Cherney’s spokesman said that pretext behind the issuing of an
arrest warrant against Cherney is that the Spanish prosecution do not know his
residential address.
“It is a ridiculous pretext, because his address in
Israel is publicly open information. In particular this address is listed for
the last four years in his lawsuit against Deripaska in UK High Court,” he
said.
On Monday, the High Court decided that further evidence was needed
on whether Cherney should be permitted to give evidence by video link from
Israel rather than appear in person in the London court.
A further
hearing on this issue is expected to take place in July.
The case was
originally brought to the High Court in London by Cherney in
2006.
Cherney claims he is owed 20 percent of Deripaska’s shareholding in
Rusal.
Deripaska, who paid Cherney $250 million as part of the agreement,
vehemently rejects the claim.
In 2007, the court ruled that it had no
jurisdiction in the case as Deripaska was not a British citizen. However, the
following year, the court said that although Russia was the “natural forum,” the
case should be held in the UK because of “risks inherent in a trial in
Russia.”
Deripaska is calling for the case to take place in
Russia.
“Russia, not England, is the natural forum for this case,” a
spokesman for Deripaska said on Tuesday. “Cherney obtained permission to bring
his claim in the English courts, asserting that while he feared arrest in
Russia, he could “come to England without difficulty” to give his evidence.
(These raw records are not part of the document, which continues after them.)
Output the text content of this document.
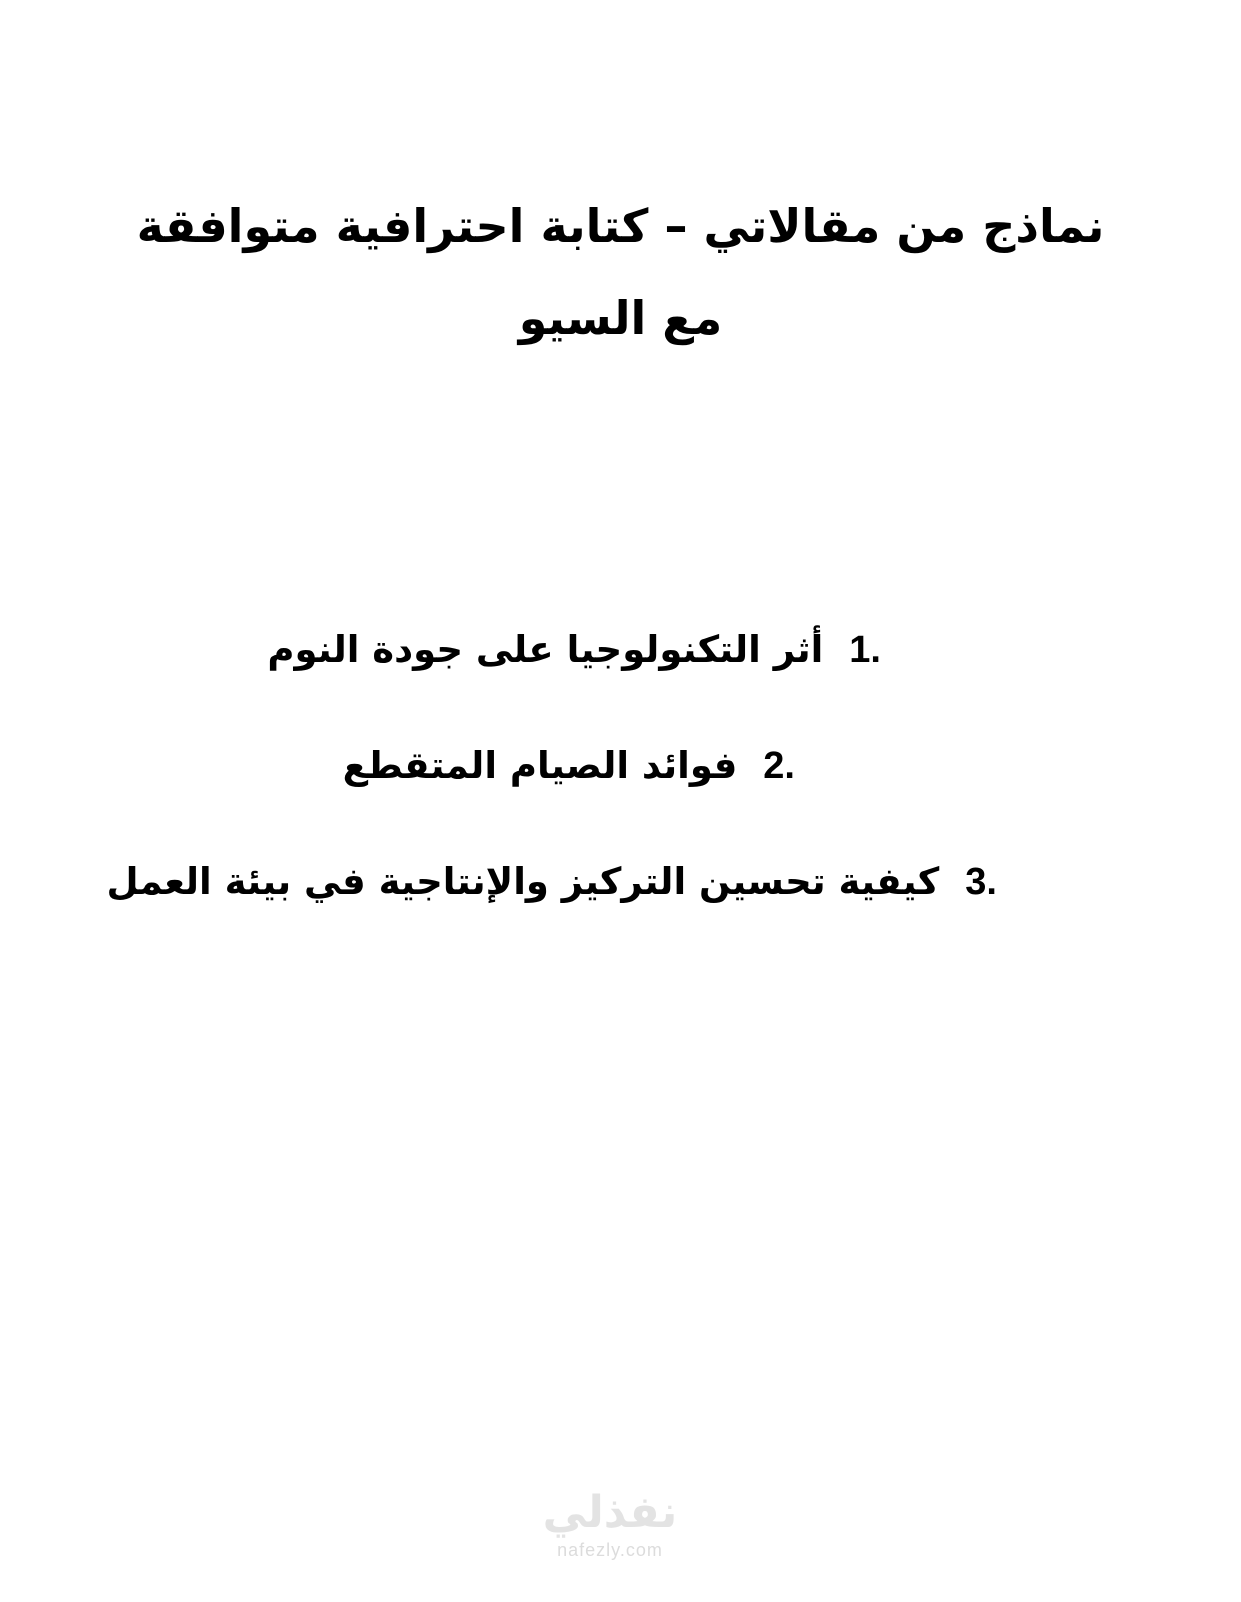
نماذج من مقالاتي – كتابة احترافية متوافقة
مع السيو
1.
أثر التكنولوجيا على جودة النوم
2.
فوائد الصيام المتقطع
3.
كيفية تحسين التركيز والإنتاجية في بيئة العمل
نفذلي
nafezly.com
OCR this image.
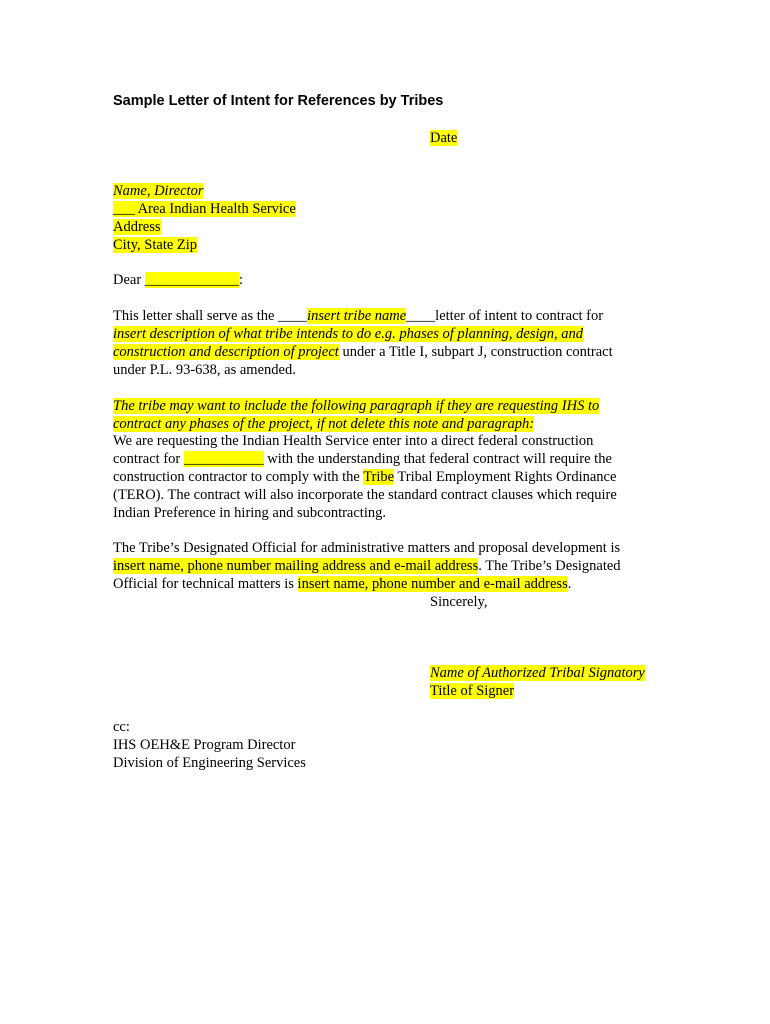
Sample Letter of Intent for References by Tribes
Date
Name, Director
___ Area Indian Health Service
Address
City, State Zip
Dear _____________:
This letter shall serve as the ____insert tribe name____letter of intent to contract for
insert description of what tribe intends to do e.g. phases of planning, design, and
construction and description of project under a Title I, subpart J, construction contract
under P.L. 93-638, as amended.
The tribe may want to include the following paragraph if they are requesting IHS to
contract any phases of the project, if not delete this note and paragraph:
We are requesting the Indian Health Service enter into a direct federal construction
contract for ___________ with the understanding that federal contract will require the
construction contractor to comply with the Tribe Tribal Employment Rights Ordinance
(TERO). The contract will also incorporate the standard contract clauses which require
Indian Preference in hiring and subcontracting.
The Tribe’s Designated Official for administrative matters and proposal development is
insert name, phone number mailing address and e-mail address. The Tribe’s Designated
Official for technical matters is insert name, phone number and e-mail address.
Sincerely,
Name of Authorized Tribal Signatory
Title of Signer
cc:
IHS OEH&E Program Director
Division of Engineering Services
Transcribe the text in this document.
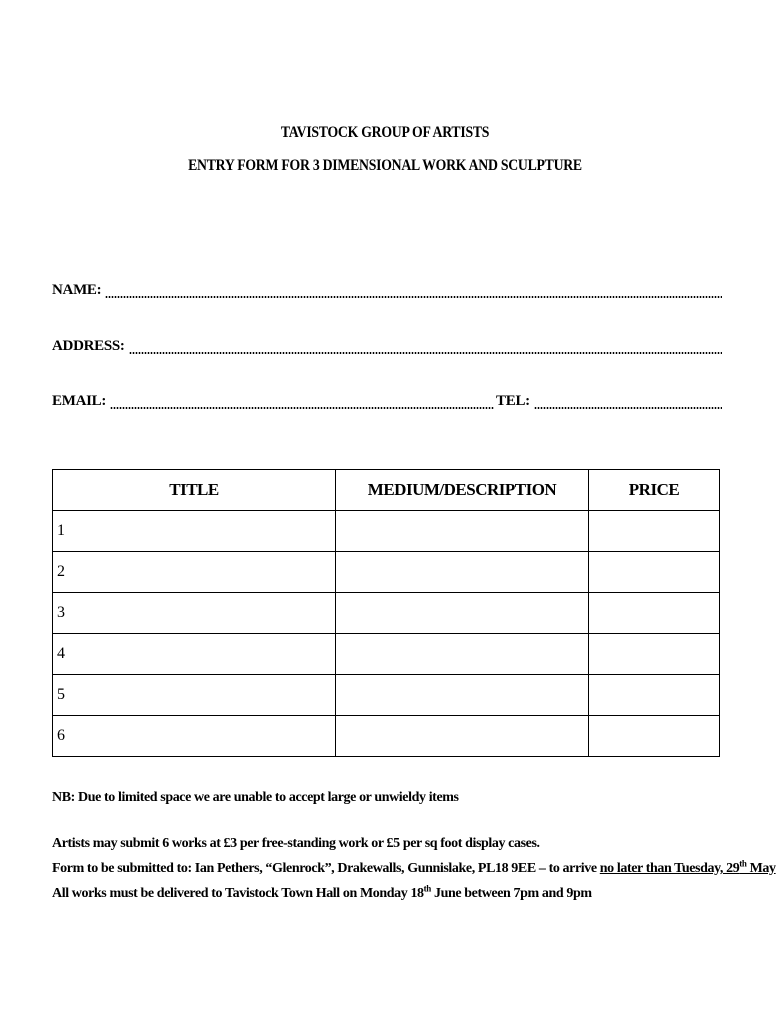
TAVISTOCK GROUP OF ARTISTS
ENTRY FORM FOR 3 DIMENSIONAL WORK AND SCULPTURE
NAME:
ADDRESS:
EMAIL:	TEL:
TITLE	MEDIUM/DESCRIPTION	PRICE
1		
2		
3		
4		
5		
6		
NB: Due to limited space we are unable to accept large or unwieldy items
Artists may submit 6 works at £3 per free-standing work or £5 per sq foot display cases.
Form to be submitted to: Ian Pethers, “Glenrock”, Drakewalls, Gunnislake, PL18 9EE – to arrive no later than Tuesday, 29th May
All works must be delivered to Tavistock Town Hall on Monday 18th June between 7pm and 9pm
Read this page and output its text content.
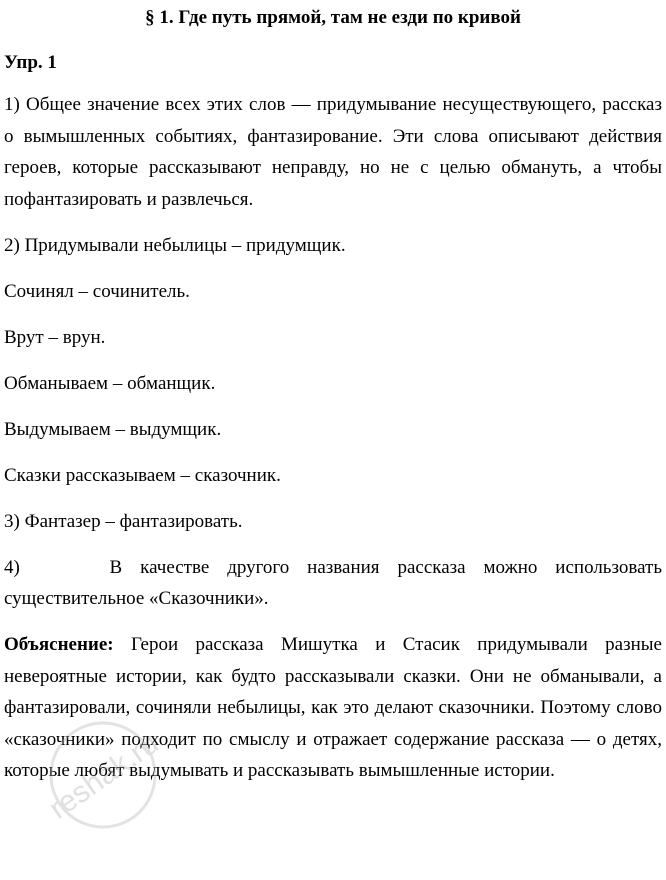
§ 1. Где путь прямой, там не езди по кривой
Упр. 1

1) Общее значение всех этих слов — придумывание несуществующего, рассказ о вымышленных событиях, фантазирование. Эти слова описывают действия героев, которые рассказывают неправду, но не с целью обмануть, а чтобы пофантазировать и развлечься.

2) Придумывали небылицы – придумщик.

Сочинял – сочинитель.

Врут – врун.

Обманываем – обманщик.

Выдумываем – выдумщик.

Сказки рассказываем – сказочник.

3) Фантазер – фантазировать.

4)     В качестве другого названия рассказа можно использовать

существительное «Сказочники».

Объяснение: Герои рассказа Мишутка и Стасик придумывали разные невероятные истории, как будто рассказывали сказки. Они не обманывали, а фантазировали, сочиняли небылицы, как это делают сказочники. Поэтому слово «сказочники» подходит по смыслу и отражает содержание рассказа — о детях, которые любят выдумывать и рассказывать вымышленные истории.

reshak.ru
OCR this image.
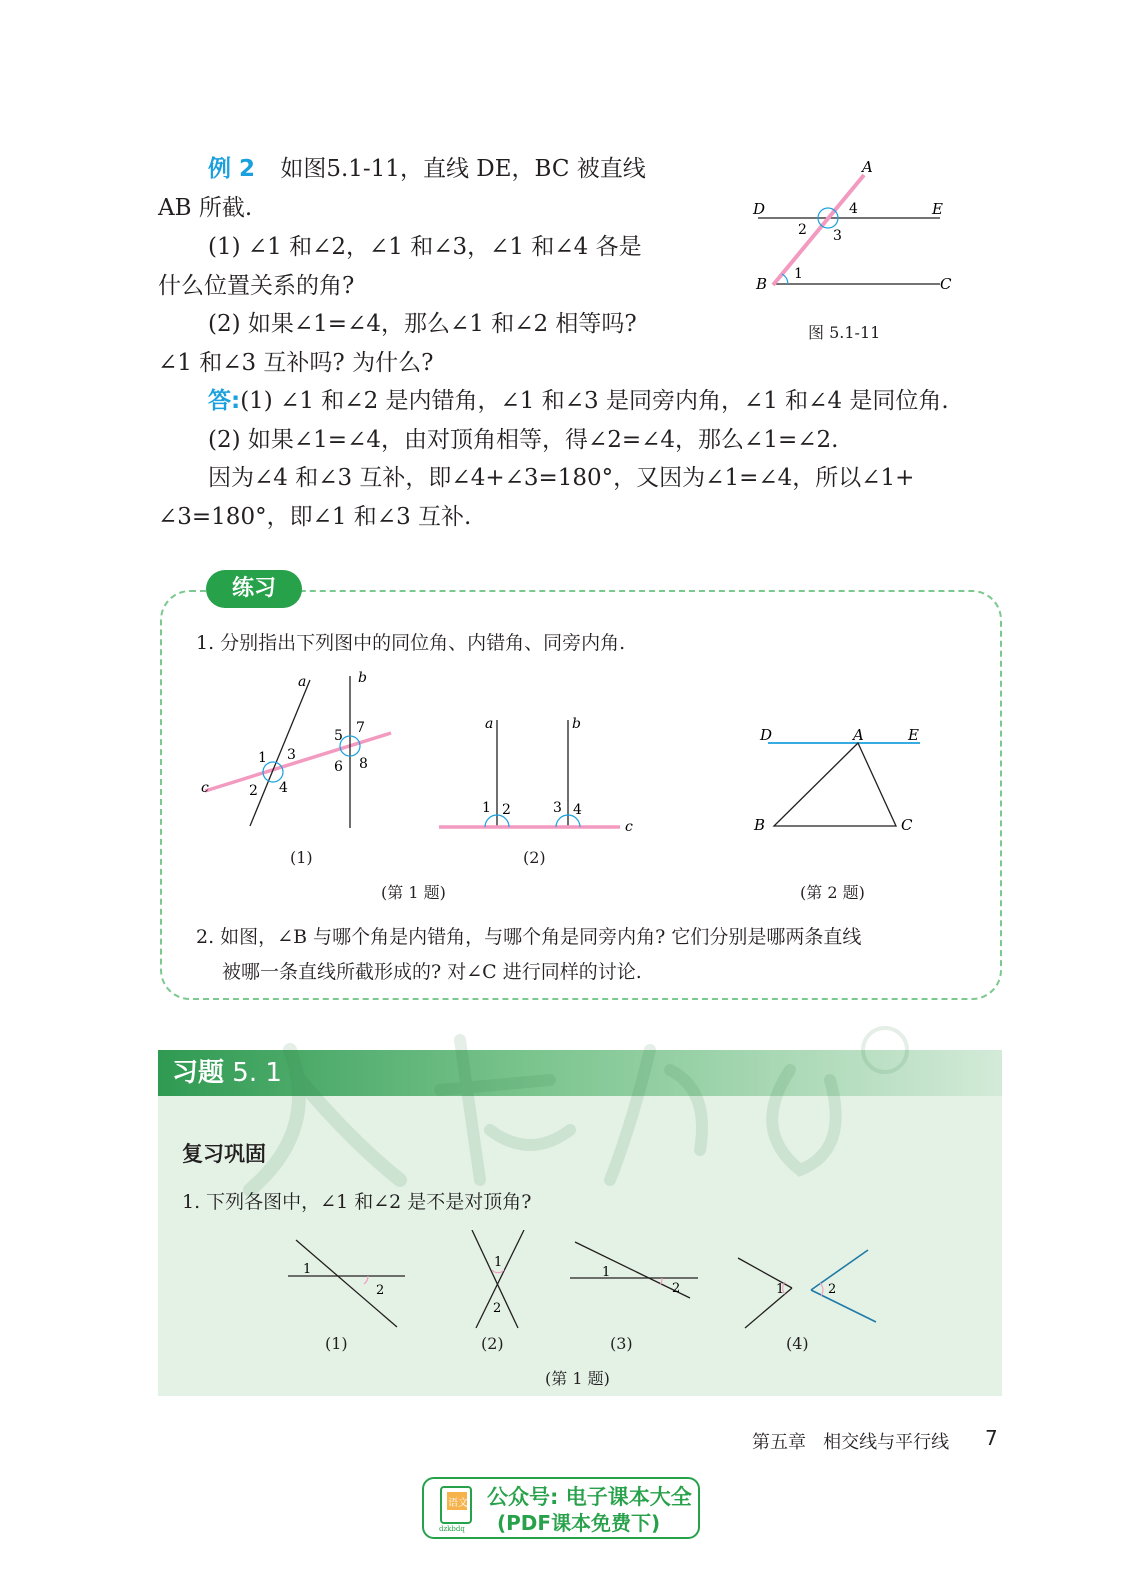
例 2 如图5.1-11，直线 DE，BC 被直线
AB 所截.
(1) ∠1 和∠2，∠1 和∠3，∠1 和∠4 各是
什么位置关系的角?
(2) 如果∠1=∠4，那么∠1 和∠2 相等吗?
∠1 和∠3 互补吗? 为什么?
答:(1) ∠1 和∠2 是内错角，∠1 和∠3 是同旁内角，∠1 和∠4 是同位角.
(2) 如果∠1=∠4，由对顶角相等，得∠2=∠4，那么∠1=∠2.
因为∠4 和∠3 互补，即∠4+∠3=180°，又因为∠1=∠4，所以∠1+
∠3=180°，即∠1 和∠3 互补.
A
D	E
B	C
2 3
4
1
图 5.1-11
练习
1. 分别指出下列图中的同位角、内错角、同旁内角.
a	b
c
1 3
2 4
5 7
6 8
(1)
a	b
c
1 2	3 4
(2)
(第 1 题)
D	A	E
B	C
(第 2 题)
2. 如图，∠B 与哪个角是内错角，与哪个角是同旁内角? 它们分别是哪两条直线
被哪一条直线所截形成的? 对∠C 进行同样的讨论.
习题 5. 1
复习巩固
1. 下列各图中，∠1 和∠2 是不是对顶角?
1
2
1
2
1
2	1	2
(1)	(2)	(3)	(4)
(第 1 题)
第五章   相交线与平行线 7
语文
dzkbdq
公众号: 电子课本大全
(PDF课本免费下)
Now
Cherney says he cannot come to England to give his evidence because he fears
arrest here too.”
Last month, Cherney lost personal jurisdiction in the
US in a case involving Alexander Gliklad, a Ukrainian-born Israeli citizen
living in New York, whom he accuses of owing $270m. over a 2003 signed agreement
for a stake in the Russian coal-producing organization Kuzbassrazrezugol, a
former state enterprise privatized in the early 1990s.
The Supreme Court
of New York now has jurisdiction over the case.